En 1995, la Cour suprême du Canada a tranché un appel interjeté
par un revendicateur du statut de réfugié d'origine chinoise,
qui craignait d'être stérilisé de force à son
retour en République populaire de Chine (R.P.C.)48.
L'une des questions dans l'appel était de savoir si la stérilisation
forcée constitue de la persécution. Bien que la majorité
n'ait pas abordé cette question, le jugement dissident où
il était dit que la stérilisation forcée constituait
de la persécution était rédigé en termes très
catégoriques. En voici le libellé :
«... il est incontestable que la stérilisation
forcée est essentiellement un traitement inhumain et dégradant
donnant lieu à une mutilation corporelle irréversible et
qu'elle constitue le type même de violation majeure des droits fondamentaux
de la personne visée par le droit relatif aux réfugiés»49.
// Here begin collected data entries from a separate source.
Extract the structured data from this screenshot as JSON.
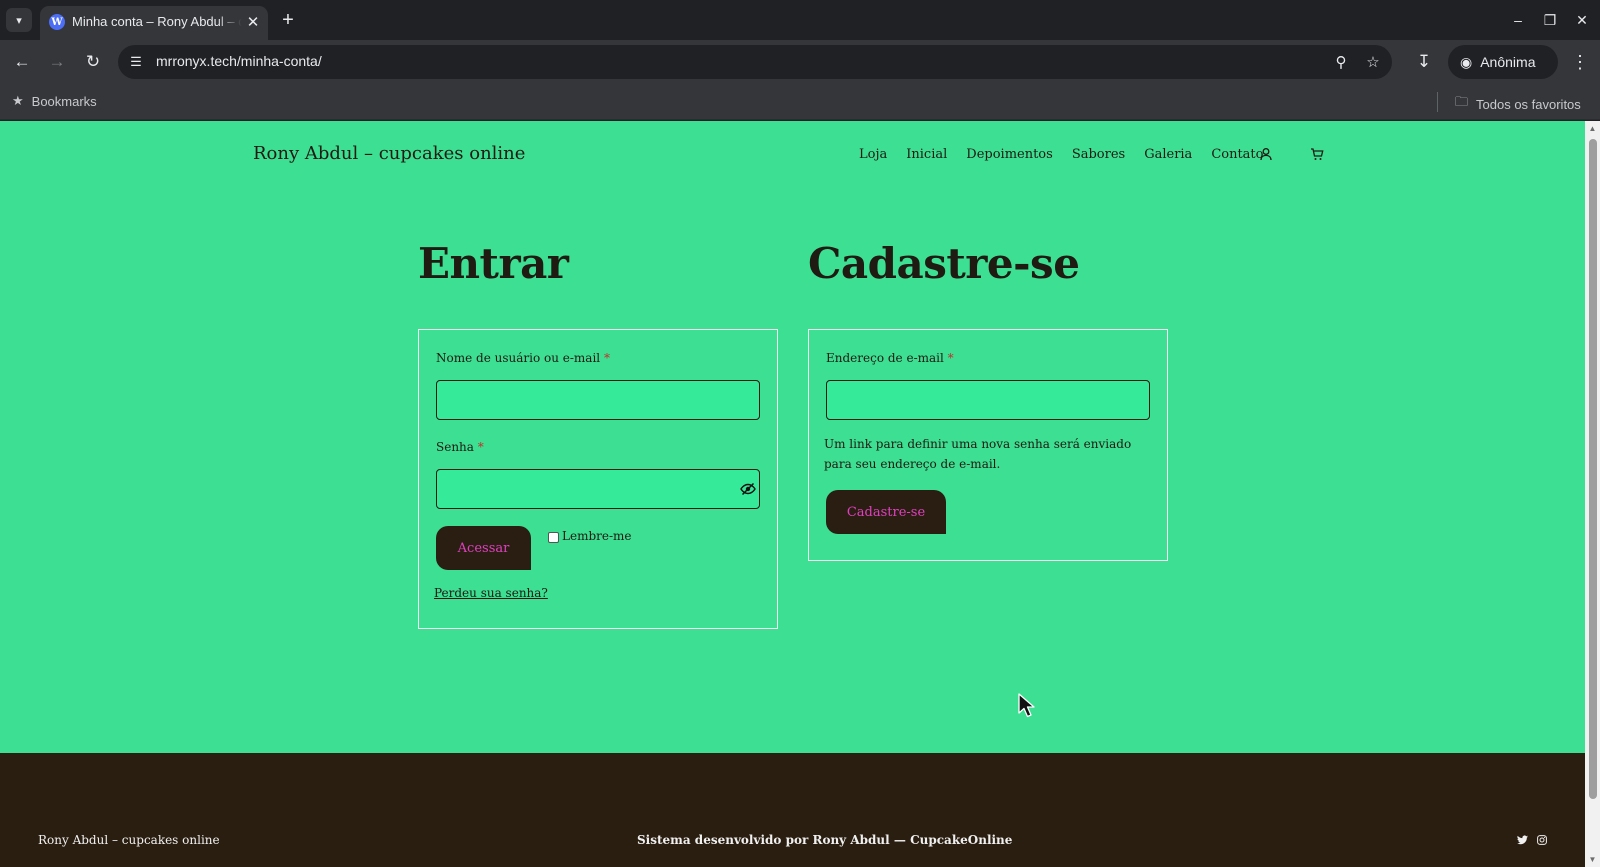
{
  "browser": {
    "tab": {
      "title": "Minha conta – Rony Abdul – cupcakes online",
      "favicon": "wordpress-icon"
    },
    "url": "mrronyx.tech/minha-conta/",
    "incognito_label": "Anônima",
    "bookmarks_label": "Bookmarks",
    "all_bookmarks_label": "Todos os favoritos"
  },
  "site": {
    "title": "Rony Abdul – cupcakes online",
    "nav": [
      "Loja",
      "Inicial",
      "Depoimentos",
      "Sabores",
      "Galeria",
      "Contato"
    ]
  },
  "login": {
    "heading": "Entrar",
    "username_label": "Nome de usuário ou e-mail",
    "password_label": "Senha",
    "required_mark": "*",
    "submit_label": "Acessar",
    "remember_label": "Lembre-me",
    "lost_password_label": "Perdeu sua senha?"
  },
  "register": {
    "heading": "Cadastre-se",
    "email_label": "Endereço de e-mail",
    "required_mark": "*",
    "info_text": "Um link para definir uma nova senha será enviado para seu endereço de e-mail.",
    "submit_label": "Cadastre-se"
  },
  "footer": {
    "site_title": "Rony Abdul – cupcakes online",
    "credit": "Sistema desenvolvido por Rony Abdul — CupcakeOnline"
  },
  "colors": {
    "page_background": "#3ddf92",
    "footer_background": "#2a1e10",
    "button_background": "#2a1e12",
    "button_text": "#e040c0"
  }
}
Dans une décision du U.S. Board of Immigration Appeals traitant
de cette question, qui a été publiée en décembre 1996,
le Board a jugé que la stérilisation forcée ou l'avortement
forcé constituent de la persécution (antérieure)
du fait d'opinions politiques, et il a reconnu au demandeur d'asile le
statut de réfugié selon la définition modifiée
de ce terme. La stérilisation forcée est l'une de ces questions
dont est parfois saisie notre Commission, et ce à la demande des
deux parties : ceux qui craignent les pratiques de stérilisation
forcée, et ceux qui se sont adonnés à ces pratiques.
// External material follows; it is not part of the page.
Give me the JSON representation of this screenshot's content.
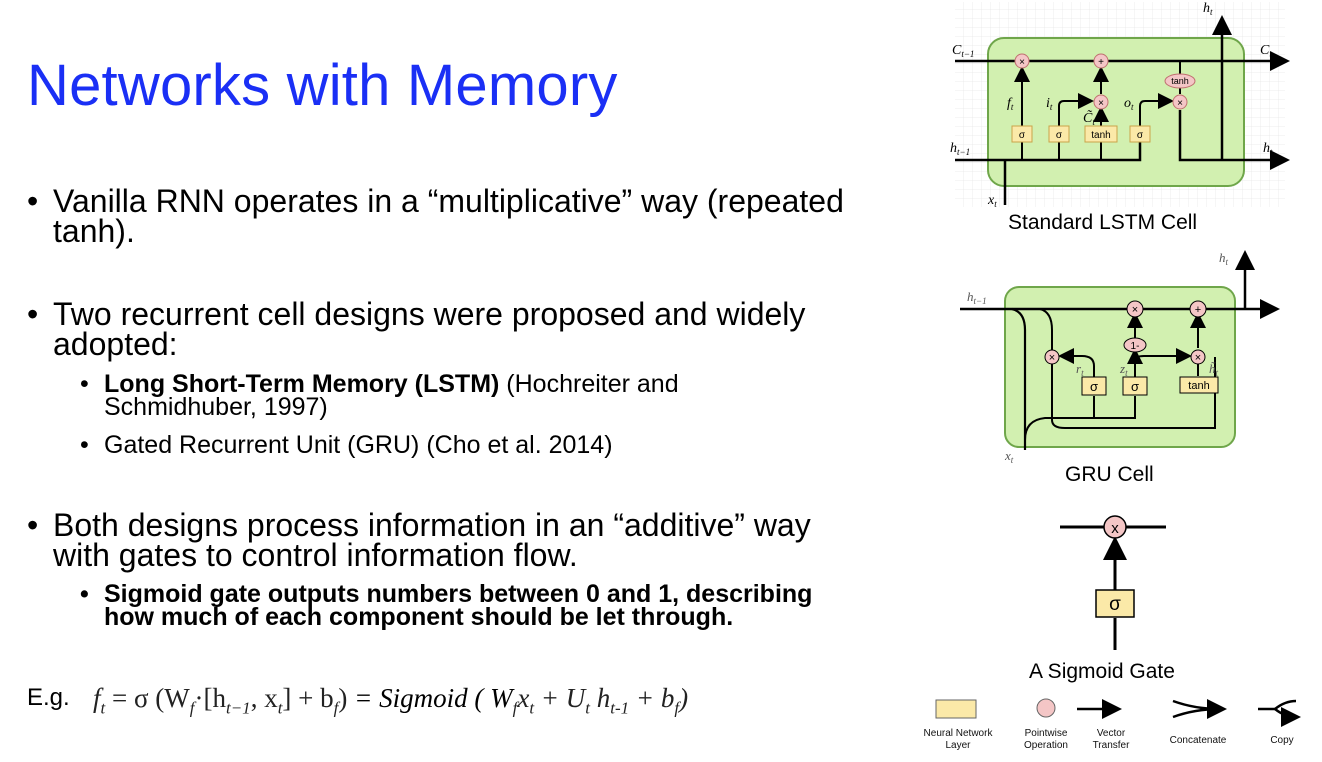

Dans un cas de ce genre, le revendicateur avait travaillé pendant
trois ans dans sa commune comme agent de contrôle des naissances50.
À quatre occasions, il avait participé avec d'autres agents
à des missions ayant pour objet de trouver des femmes qui avaient
enfreint la politique de l'enfant unique, les attachant et les conduisant
à l'hôpital où elles étaient avortées
ou stérilisées de force. Il a témoigné qu'il
était au courant de toutes les méthodes utilisées
pour appliquer la politique de l'enfant unique dans sa commune, y compris
avorter de force des femmes dont la grossesse était déjà
avancée, et tuer par injection des ftus nés vivants.
En jugeant que le revendicateur était exclu en vertu de l'alinéa 1Fa)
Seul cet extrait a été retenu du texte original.